Although the series offers an intense social commentary on capitalism, and delivers it with pangs of survival instincts, it is nothing more than an NSFW version of The Hunger Games. The build-up is strong, keeps you at the edge of your seat all the way until the end of the 8th episode. Then, it plummets with an anti-climactic end.
So where did it go wrong? Squid Game fails to deliver, falling short of its unspoken promise to excite, shock and surprise. Thrillers work in anticipation, the viewers willingly want to be proven wrong when it comes to guessing plot twists. They want to be hit in the face by something that they didn't see coming. Squid Game spoon feeds a mediocre plot lathered in blood and gold, forcing the jaw-droppers you expected to find, released in a yawn.

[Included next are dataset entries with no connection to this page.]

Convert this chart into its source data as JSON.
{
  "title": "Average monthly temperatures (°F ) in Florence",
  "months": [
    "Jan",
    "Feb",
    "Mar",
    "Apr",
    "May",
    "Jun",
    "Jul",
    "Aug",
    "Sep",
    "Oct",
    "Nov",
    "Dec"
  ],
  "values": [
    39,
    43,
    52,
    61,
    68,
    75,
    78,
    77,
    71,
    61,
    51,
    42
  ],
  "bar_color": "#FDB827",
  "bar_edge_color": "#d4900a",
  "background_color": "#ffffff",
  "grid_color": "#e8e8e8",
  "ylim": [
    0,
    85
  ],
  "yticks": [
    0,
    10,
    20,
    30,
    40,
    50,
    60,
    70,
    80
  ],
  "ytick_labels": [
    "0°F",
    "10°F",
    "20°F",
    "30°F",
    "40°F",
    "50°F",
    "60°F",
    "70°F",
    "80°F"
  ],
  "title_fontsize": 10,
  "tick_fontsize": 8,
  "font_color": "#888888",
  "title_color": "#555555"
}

...spoon feeds a mediocre plot lathered in blood and gold, forcing the jaw-droppers you expected to find, released in a yawn.
The commercial success of the show can be attributed to Netflix's inability to meet ever-increasing user demand for 'different.' The film industry has evolved, it is no longer a saturated market for the rich and famous; diluted by new artists and productions, the industry demands originality. Squid Game is derivative and disappointing and it’s hard to see why it became Netflix’s biggest success thus far.